The undisputed Old World leader in marijuana research, Israel’s plans to become the official cannabis dealer to the whole world are slowly becoming a tangible reality.
Last year, government ministers from health, public safety and (of course) trade gave initial approval to a plan that would see the country start exporting medical marijuana—the only country in the world to do so. Canada is currently the only other country with cannabis production sanctioned by the national government, but there is currently no international market for marijuana not handled by people with intimidating Instagram feeds.
Shipping marijuana around the world will require some cooperation from other countries—such as the United States, which has to date insisted loudly and stridently that states obey a 1961 United Nations convention that happens to ban such activities—but there’s also more domestic hurdles to clear.

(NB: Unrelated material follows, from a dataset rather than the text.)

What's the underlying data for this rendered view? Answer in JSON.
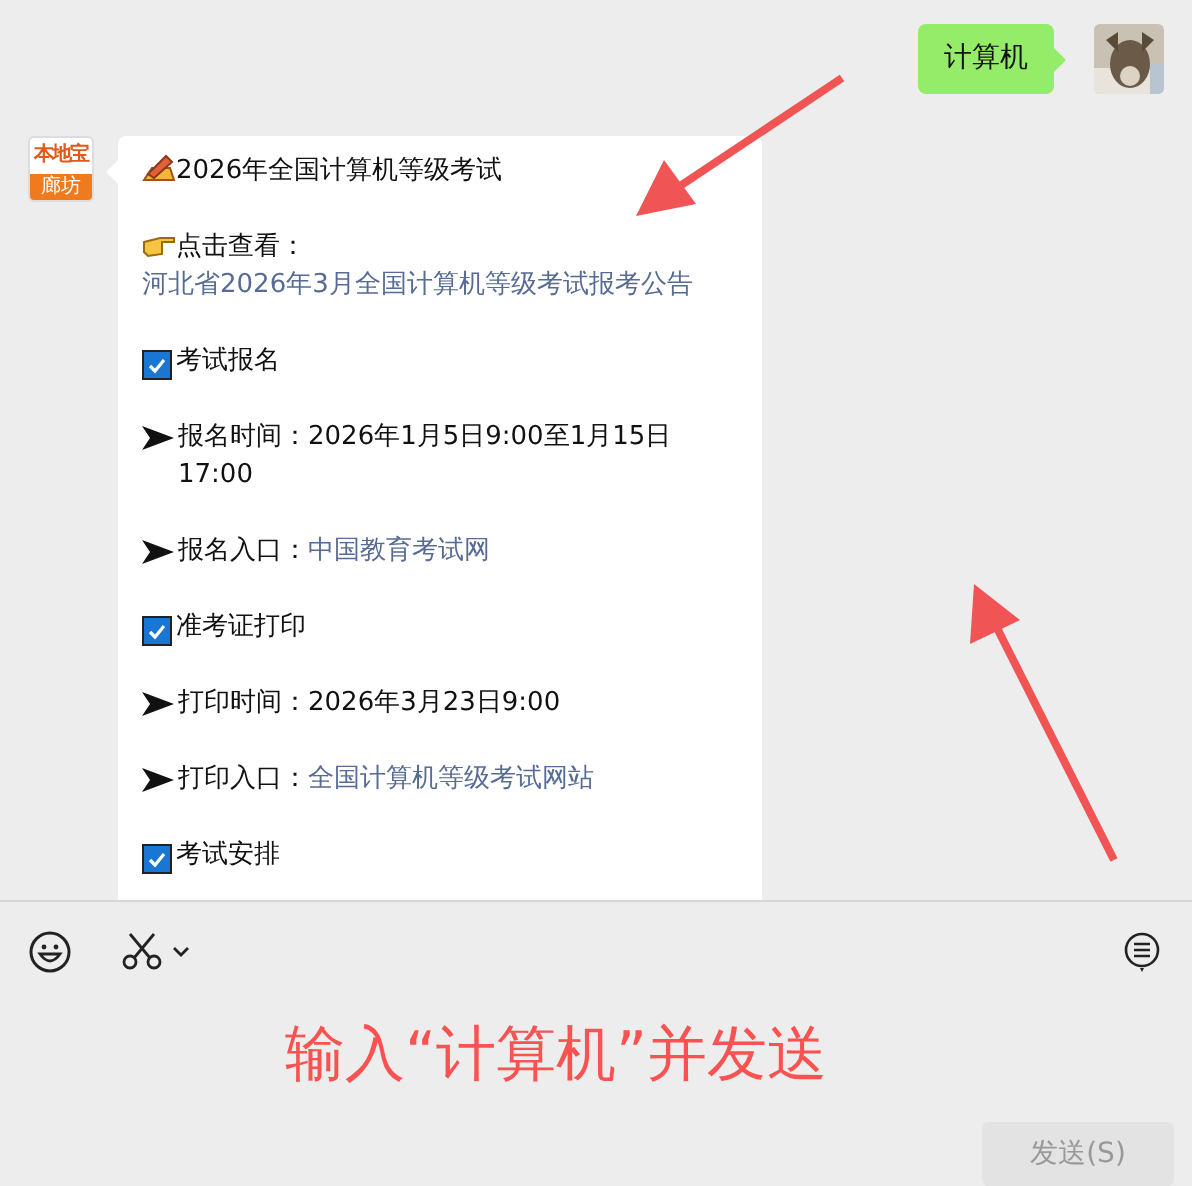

As Reuters reported on Monday, a government committee signed off on the plan over the weekend. This step now means months of debate in the Knesset (Israel’s unicameral parliament) before any Israeli-grown marijuana can be crated up and sold.
To whom will Israel ship government-sanctioned weed? We still don’t know, though officials in December indicated that there are interested parties in “dozens of countries.” But in the meantime, Israel may want to be an importer. Demand for medical cannabis, for the country’s 23,000 to 25,000 patients as well as an increasing number of researchers, is far outstripping supply.
With such limits, the domestic market for cannabis in Israel is estimated at $20 million “at the most,” Reuters reported. If overseas sales were allowed, cannabis could be a market of up to $250 million, according to reports from last year.
In the meantime, Israel is still attracting plenty of investment. About 50 companies have attracted $100 million in overseas capital, according to Reuters, leading to inventions like the world’s first marijuana inhaler. If you sell it—and Israel can—it is no dream.